Grasshopper government

The original judgement was described as novel but only by lawyers. To anyone else it seemed self-evident that a minister should consider the wellbeing of children when making her decisions.

When the full bench of the Federal Court overturned the findings in Minister for the Environment v Sharma it was saying: the burning of the planet is not a problem for the government because the law is insufficiently clear on the subject of responsibility.

This is, of course, the view the Morrison government has held all along. Its ministers have never shown a capacity to govern in the interest of more than a select few. Still, to argue it in court seemed brazen.

In essence, the government was saying it could not be expected to consider the future. It would approve the extensions to the Vickery coalmine near Boggabri because it was operating only in the now.
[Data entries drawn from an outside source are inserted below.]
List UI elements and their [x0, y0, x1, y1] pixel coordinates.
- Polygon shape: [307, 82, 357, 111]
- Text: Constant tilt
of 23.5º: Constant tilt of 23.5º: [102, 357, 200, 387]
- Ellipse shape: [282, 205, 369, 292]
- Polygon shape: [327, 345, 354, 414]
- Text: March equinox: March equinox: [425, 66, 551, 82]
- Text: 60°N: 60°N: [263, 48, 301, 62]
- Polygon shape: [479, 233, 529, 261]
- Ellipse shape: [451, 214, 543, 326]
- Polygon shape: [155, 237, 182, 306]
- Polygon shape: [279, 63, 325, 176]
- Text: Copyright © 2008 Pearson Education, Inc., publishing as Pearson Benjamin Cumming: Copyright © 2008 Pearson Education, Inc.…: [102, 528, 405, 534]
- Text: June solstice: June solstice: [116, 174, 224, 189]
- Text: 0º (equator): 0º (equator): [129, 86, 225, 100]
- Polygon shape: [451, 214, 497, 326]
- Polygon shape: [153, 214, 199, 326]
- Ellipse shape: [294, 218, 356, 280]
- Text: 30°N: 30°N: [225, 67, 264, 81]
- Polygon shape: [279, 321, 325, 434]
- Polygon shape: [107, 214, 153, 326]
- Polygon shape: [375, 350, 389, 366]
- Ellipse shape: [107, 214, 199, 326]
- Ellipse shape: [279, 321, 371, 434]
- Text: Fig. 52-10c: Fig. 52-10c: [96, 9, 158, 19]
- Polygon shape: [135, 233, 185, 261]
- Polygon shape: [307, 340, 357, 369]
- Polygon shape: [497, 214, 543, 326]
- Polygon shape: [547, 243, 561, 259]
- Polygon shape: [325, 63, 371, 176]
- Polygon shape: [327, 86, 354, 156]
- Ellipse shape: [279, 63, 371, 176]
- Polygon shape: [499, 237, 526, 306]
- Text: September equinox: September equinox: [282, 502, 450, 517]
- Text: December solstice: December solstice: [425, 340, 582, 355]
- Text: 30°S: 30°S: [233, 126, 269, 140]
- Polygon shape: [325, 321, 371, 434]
What happened after that was not its problem.

This is a grasshopper government, living on the edge of winter.

It never got over the surprise of winning the last election. It never made plans. It never began the serious work of developing policy. It never imagined the future because it was still shocked by its fortune in the present.

It is hard to know what Sussan Ley felt when she saw the teenage litigants in this case crying on the steps of court. Possibly, she would have found it difficult to empathise with what the rest of us might call conviction. The might of government had been used to win a victory for itself and not the people it was supposed to represent.

In its judgement, the court was particularly worried about “indeterminate liability”. It said there was a “lack of control over the harm”. This meant that “the duty in tort should not be imposed”.

But this is the point of climate change. It is why action is so important, because it is not one act that will answer the challenge, but many, taken at once, by each of the world’s governments. The risk is so large that it will destroy the planet unless the planet is great enough to share responsibility.

After the decision the lead litigant in the case, Anjali Sharma, wrote: “Today’s ruling does not change the minister’s moral obligation to protect young people from climate change. It does not change the science. It does not put out the fires or drain the floodwaters.”

All of this is true, but the Morrison government’s view was formed well before the case went to court. That view is simple: we don’t care.